Martin, who has played banjo for forty-five years, connected with the Rangers through “pure serendipity. I was at a party in North Carolina. The band came over, and they were great.”
Martin had just recorded his own bluegrass album, The Crow: New Songs for the Five-String Banjo, which would go on to win a Grammy in 2010, and he needed a touring band.
“I had played with the Rangers once onstage and it was sort of magic for me. The songs had never sounded that good.”
For their part, the Rangers were eager to learn a new catalogue of music, something they believed would strengthen their already formidable skill set. They were also fine with playing to a packed house every night, something Martin, with his fame, could guarantee. The match was made, and the men have collaborated seamlessly since. Well, almost.
“Initially it was difficult for me to fit in with a group of well-honed musicians,” Martin admits. “Onstage, when to come in, when to go out. I had to learn so much. They were tolerant.”
“Steve was nervous the first gig,” recalls Platt, who remembers his new bandmate suffering some pronounced queasiness. “It is still one of my favorite performances of all time.”
Tonight at B. B. King’s, the billing lists only the Rangers. Martin will be a surprise guest, sitting in for a few songs, much to the shock of the moderate midweek crowd.
“I didn’t even know he played banjo!” whispers one gobsmacked guest when Martin walks onstage.“I didn’t know he played so well,” adds another.
Martin is accustomed to the astonishment.
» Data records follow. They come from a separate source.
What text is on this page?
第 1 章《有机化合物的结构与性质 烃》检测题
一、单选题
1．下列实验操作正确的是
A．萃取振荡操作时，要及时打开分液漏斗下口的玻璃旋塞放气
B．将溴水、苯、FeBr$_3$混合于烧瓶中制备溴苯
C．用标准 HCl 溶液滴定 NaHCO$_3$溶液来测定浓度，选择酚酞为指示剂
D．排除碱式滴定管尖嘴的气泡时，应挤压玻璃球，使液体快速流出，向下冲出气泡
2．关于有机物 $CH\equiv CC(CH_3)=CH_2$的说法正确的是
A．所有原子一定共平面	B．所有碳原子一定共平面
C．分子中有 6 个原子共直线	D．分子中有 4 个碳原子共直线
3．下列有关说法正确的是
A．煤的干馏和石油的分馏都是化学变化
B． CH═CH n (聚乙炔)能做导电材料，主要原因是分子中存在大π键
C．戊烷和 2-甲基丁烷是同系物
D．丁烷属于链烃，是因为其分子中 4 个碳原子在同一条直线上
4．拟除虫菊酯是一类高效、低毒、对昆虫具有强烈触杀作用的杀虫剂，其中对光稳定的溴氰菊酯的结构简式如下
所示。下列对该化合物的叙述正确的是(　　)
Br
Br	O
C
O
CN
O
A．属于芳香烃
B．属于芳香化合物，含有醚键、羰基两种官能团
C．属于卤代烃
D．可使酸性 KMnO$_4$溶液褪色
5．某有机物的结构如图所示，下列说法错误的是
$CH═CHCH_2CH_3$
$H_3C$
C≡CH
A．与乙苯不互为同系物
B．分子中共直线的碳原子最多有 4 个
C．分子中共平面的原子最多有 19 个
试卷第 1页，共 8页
His facility is not what one would expect of any picker, let alone one who stars in movies with Meryl Streep. He tempers some of the shock by mixing comedy into the set, either with clever banter or within the songs themselves, numbers like “Atheists Don’t Have No Songs,” an a cappella riff hilariously lamenting the dearth of spirituals for nonbelievers.
Some folks sing a Bach cantata
Lutherans get Christmas trees
Atheist songs add up to nada
But they do have Sundays free
“I have loved the banjo since I was seventeen, since the Kingston Trio,” Martin says. “I used to go to coffeehouses in California to hear that folk music style. Flatt and Scruggs even came to play.”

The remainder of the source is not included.